Many people are being persuaded that their expectations of a possible spouse are excessively high by new standard test that is popular on TikTok

In case you’ve been unlucky in love lately and are questioning if your expectations from a relationship are too high, a new test that’s making waves on TikTok is here to validate your grave concerns. On the platform, users have been debating standards test that claims to tell you how many partners match all of your specified requirements.

What is the ‘Standards test’ on TikTok, how to do it and site online link

However, as the test gains popularity on the platform, many users are increasingly curious about the test’s nature and origins.

To do the test go to the Male/Female Standards Calculator on Keeper’s site and select 14 traits you want in a partner. Click Let’s Find Out and the calculator will reveal the percentage of partners in the US who meet your standards.

The Keeper.ai-created TikTok standards test and it offers users a variety of criteria to help them figure out how many people they could date based on the parameters they specify. The criteria include the age, gender, ethnicity, hair color, and eye color of your potential partner, as well as an acceptable height range and their marital status, among other considerations.


Upon entering their own criteria, numerous users on TikTok have found that a surprisingly small portion of American society may potentially be their partner.
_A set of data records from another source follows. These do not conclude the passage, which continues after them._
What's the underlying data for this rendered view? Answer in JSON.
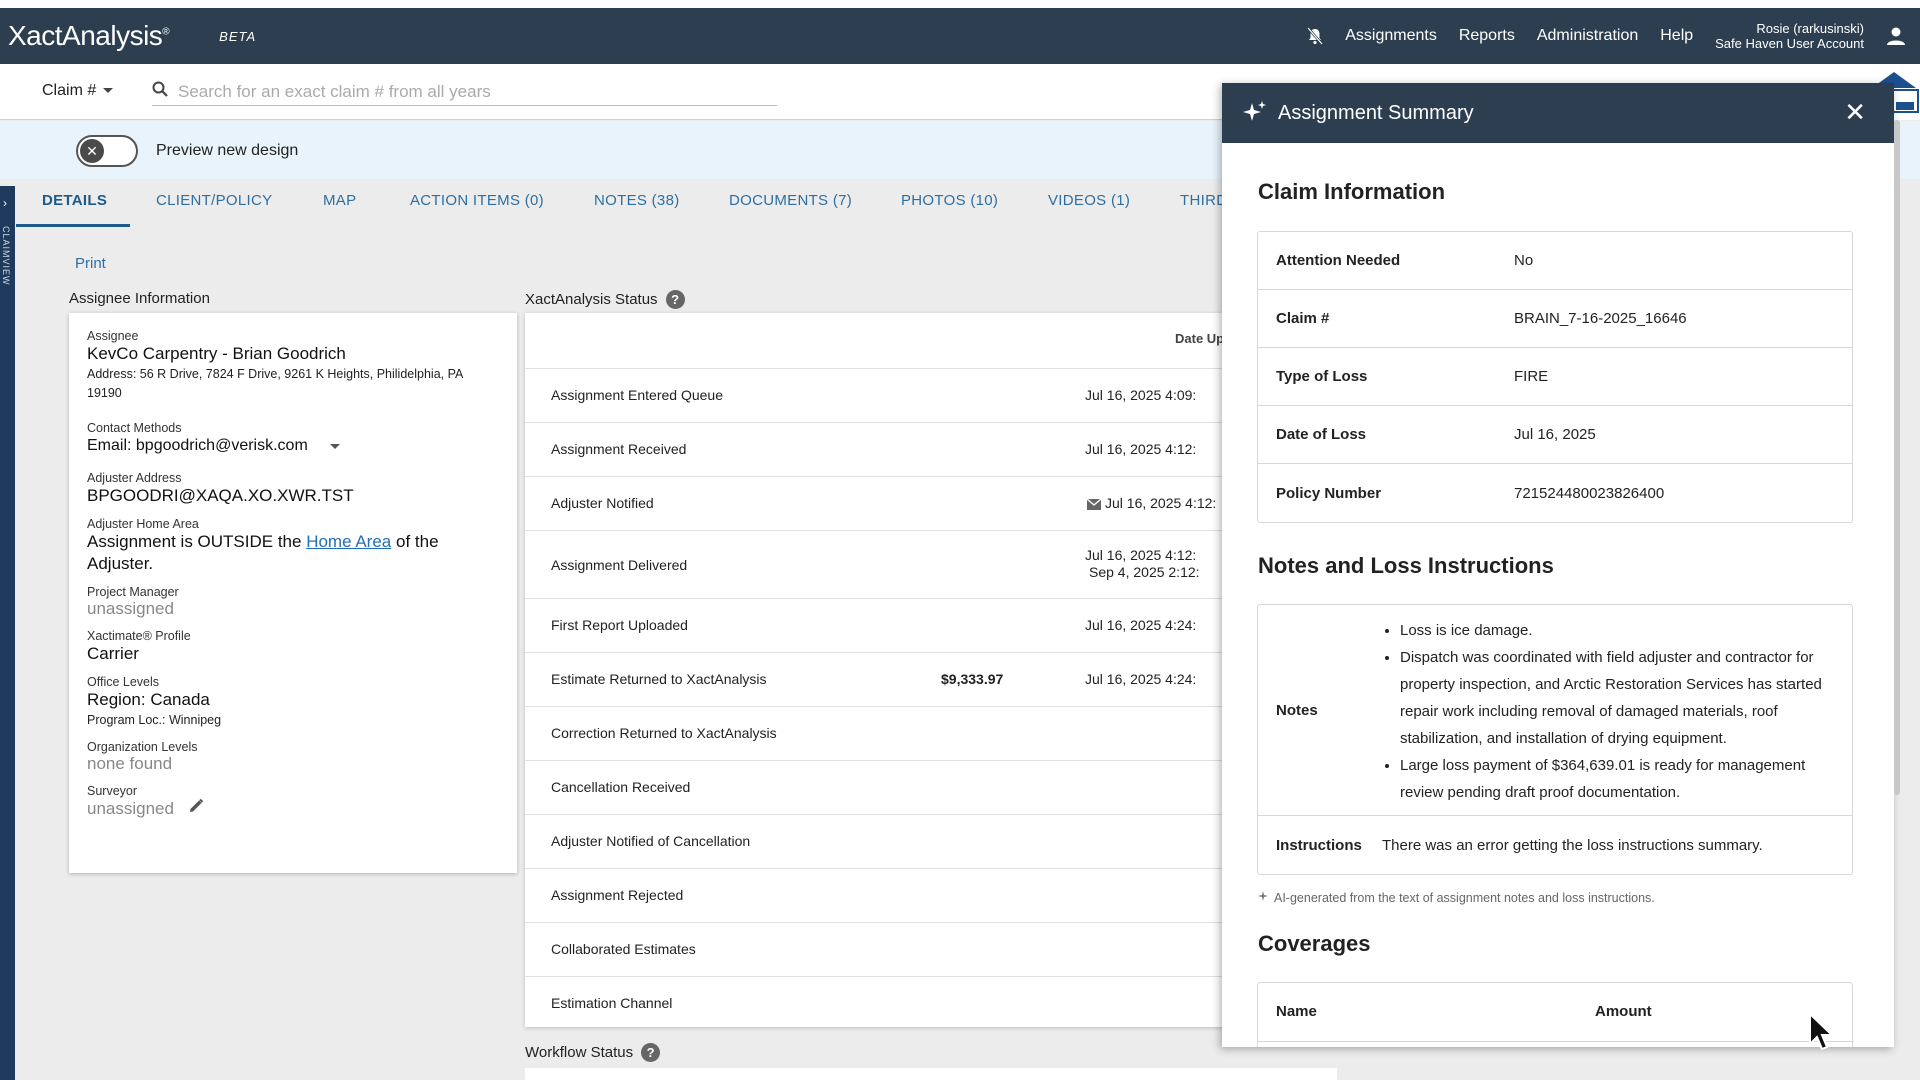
{
  "app": {
    "brand": "XactAnalysis",
    "brand_mark": "®",
    "beta": "BETA",
    "nav": [
      "Assignments",
      "Reports",
      "Administration",
      "Help"
    ],
    "user_name": "Rosie (rarkusinski)",
    "user_account": "Safe Haven User Account"
  },
  "search": {
    "type_label": "Claim #",
    "placeholder": "Search for an exact claim # from all years"
  },
  "preview": {
    "label": "Preview new design"
  },
  "tabs": [
    "DETAILS",
    "CLIENT/POLICY",
    "MAP",
    "ACTION ITEMS (0)",
    "NOTES (38)",
    "DOCUMENTS (7)",
    "PHOTOS (10)",
    "VIDEOS (1)",
    "THIRD"
  ],
  "sidestrip_text": "CLAIMVIEW",
  "print_label": "Print",
  "assignee": {
    "section_title": "Assignee Information",
    "assignee_label": "Assignee",
    "assignee_name": "KevCo Carpentry - Brian Goodrich",
    "address": "Address: 56 R Drive, 7824 F Drive, 9261 K Heights, Philidelphia, PA 19190",
    "contact_label": "Contact Methods",
    "contact_value": "Email: bpgoodrich@verisk.com",
    "adjuster_address_label": "Adjuster Address",
    "adjuster_address": "BPGOODRI@XAQA.XO.XWR.TST",
    "home_area_label": "Adjuster Home Area",
    "home_area_pre": "Assignment is OUTSIDE the",
    "home_area_link": "Home Area",
    "home_area_post": "of the Adjuster.",
    "pm_label": "Project Manager",
    "pm_value": "unassigned",
    "profile_label": "Xactimate® Profile",
    "profile_value": "Carrier",
    "office_label": "Office Levels",
    "office_value": "Region: Canada",
    "program_loc": "Program Loc.: Winnipeg",
    "org_label": "Organization Levels",
    "org_value": "none found",
    "surveyor_label": "Surveyor",
    "surveyor_value": "unassigned"
  },
  "status": {
    "section_title": "XactAnalysis Status",
    "date_header": "Date Up",
    "rows": [
      {
        "name": "Assignment Entered Queue",
        "amount": "",
        "date": "Jul 16, 2025 4:09:"
      },
      {
        "name": "Assignment Received",
        "amount": "",
        "date": "Jul 16, 2025 4:12:"
      },
      {
        "name": "Adjuster Notified",
        "amount": "",
        "date": "Jul 16, 2025 4:12:"
      },
      {
        "name": "Assignment Delivered",
        "amount": "",
        "date": "Jul 16, 2025 4:12:",
        "date2": "Sep 4, 2025 2:12:"
      },
      {
        "name": "First Report Uploaded",
        "amount": "",
        "date": "Jul 16, 2025 4:24:"
      },
      {
        "name": "Estimate Returned to XactAnalysis",
        "amount": "$9,333.97",
        "date": "Jul 16, 2025 4:24:"
      },
      {
        "name": "Correction Returned to XactAnalysis",
        "amount": "",
        "date": ""
      },
      {
        "name": "Cancellation Received",
        "amount": "",
        "date": ""
      },
      {
        "name": "Adjuster Notified of Cancellation",
        "amount": "",
        "date": ""
      },
      {
        "name": "Assignment Rejected",
        "amount": "",
        "date": ""
      },
      {
        "name": "Collaborated Estimates",
        "amount": "",
        "date": ""
      },
      {
        "name": "Estimation Channel",
        "amount": "",
        "date": ""
      }
    ]
  },
  "workflow": {
    "section_title": "Workflow Status"
  },
  "summary": {
    "title": "Assignment Summary",
    "claim_info_title": "Claim Information",
    "claim_rows": [
      {
        "k": "Attention Needed",
        "v": "No"
      },
      {
        "k": "Claim #",
        "v": "BRAIN_7-16-2025_16646"
      },
      {
        "k": "Type of Loss",
        "v": "FIRE"
      },
      {
        "k": "Date of Loss",
        "v": "Jul 16, 2025"
      },
      {
        "k": "Policy Number",
        "v": "721524480023826400"
      }
    ],
    "notes_title": "Notes and Loss Instructions",
    "notes_label": "Notes",
    "notes": [
      "Loss is ice damage.",
      "Dispatch was coordinated with field adjuster and contractor for property inspection, and Arctic Restoration Services has started repair work including removal of damaged materials, roof stabilization, and installation of drying equipment.",
      "Large loss payment of $364,639.01 is ready for management review pending draft proof documentation."
    ],
    "instructions_label": "Instructions",
    "instructions": "There was an error getting the loss instructions summary.",
    "ai_footnote": "AI-generated from the text of assignment notes and loss instructions.",
    "coverages_title": "Coverages",
    "cov_name": "Name",
    "cov_amount": "Amount"
  }
}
Enough males are eliminated just by implying that your partner shouldn’t be married.

Naturally, even while Keeper says that’s not the tool’s purpose, many users have been hopelessly pessimistic about their own love prospects as a result of these tiny percentages of the population.

Accuracy of the standards test

The accuracy of the test has been questioned by certain TikTok users.


Given that the tool’s user base is so small so significantly less than 1% of the population have raised the possibility that the tool is unreliable or purposefully misleading users into believing their standards are too high.

Although Keeper states that it generates its percentages using data from government sources such as the Census Bureau and the CDC, the programme does not provide a means for users to confirm this. Keeper even acknowledges that the tool may not always be accurate on its FAQ section.


The app’s main objective appears to be to assist users in readjusting their personal frames of reference so they can be receptive to love in whatever form.